O esforço da Memorial e a coragem de Yusupova eram (e são) tanto mais de sublinhar quanto o governo russo não se poupou a esforços para subtrair a guerra da Tchetchénia ao escrutínio internacional, proibindo o trabalho de organizações internacionais e impedindo as deslocações de observadores e jornalistas.

Hoje, a guerra da Tchetchénia – que Putin, astutamente, fez incluir na guerra global “contra o terrorismo”, apanhando a boleia de George W. Bush – acabou. O fim oficial da “operação contra-terrorista na Tchetchénia, que teve início em 1999, foi declarado há precisamente dez dias. Mas a situação está longe de estar pacificada. Há muitas feridas por sarar, milhares de mortes e desaparecimentos por esclarecer. “Todas as famílias tchetchenas estão traumatizadas” dizia Yusupova num depoimento citado pela Amnesty International. “Muitas famílias perderam dois ou três membros”.

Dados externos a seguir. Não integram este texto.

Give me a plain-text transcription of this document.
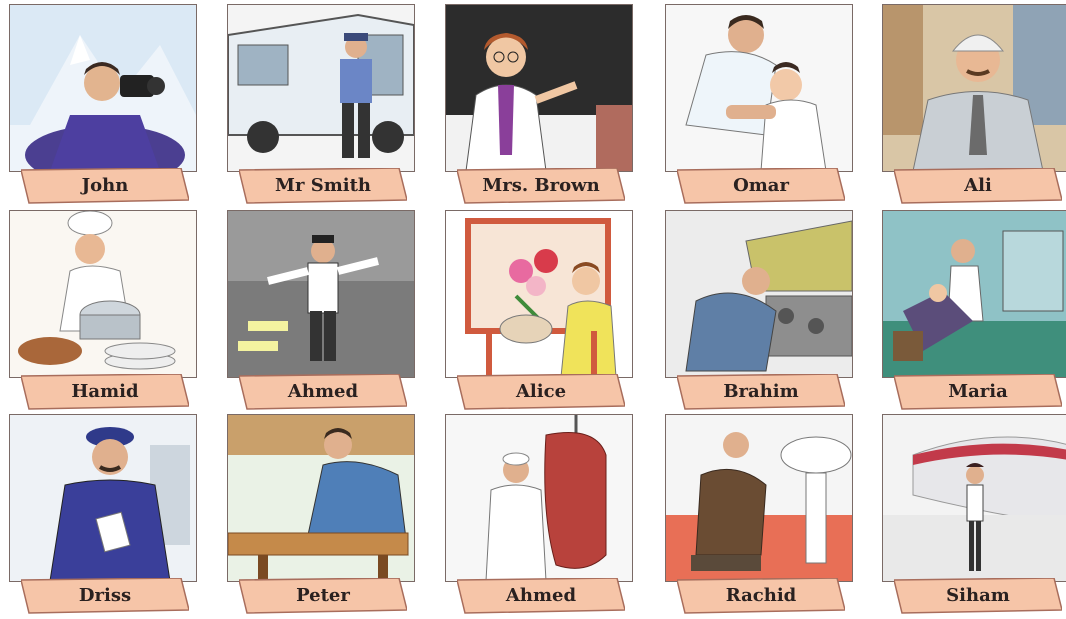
John	Mr Smith	Mrs. Brown	Omar	Ali
Hamid	Ahmed	Alice	Brahim	Maria
Driss	Peter	Ahmed	Rachid	Siham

Mas hoje são as “forças de segurança” do governo tchetcheno pró-russo, liderado pelo ditador Ramzan Kadyrov – “um homem cujos críticos são difíceis de encontrar”, diz o Los Angeles Times, “porque têm o hábito de desaparecer” -, que continuam a recorrer à tortura, às violações, às prisões arbitrárias, às execuções extra-judiciais, ao fogo posto a casas de oposicionistas. As violações, porém, ocorrem “numa menor escala”, segundo a Human Rights Watch.

As ONG humanitárias exigem que, agora que a situação oficial de guerra acabou na Tchetchénia, que os criminosos sejam levados à justiça e que as condenações do Tribunal Europeu dos Direitos Humanos sejam postas em prática. Mas ninguém parece alimentar esperanças sobre a questão, principalmente quando isso corresponderia a enfrentar Putin – o que ninguém na Europa parece querer. Seja como for, o papel de Lídia Yusupova continua a ser hoje tão fundamental como no passado.

E, quem sabe, se a Comissão Nobel norueguesa esquecer o peso de Putin e tiver a pequena coragem de pisar uns calos para pôr os direitos humanos à frente do gás natural, pode ser que reconheça este ano a grande coragem de Yusupova.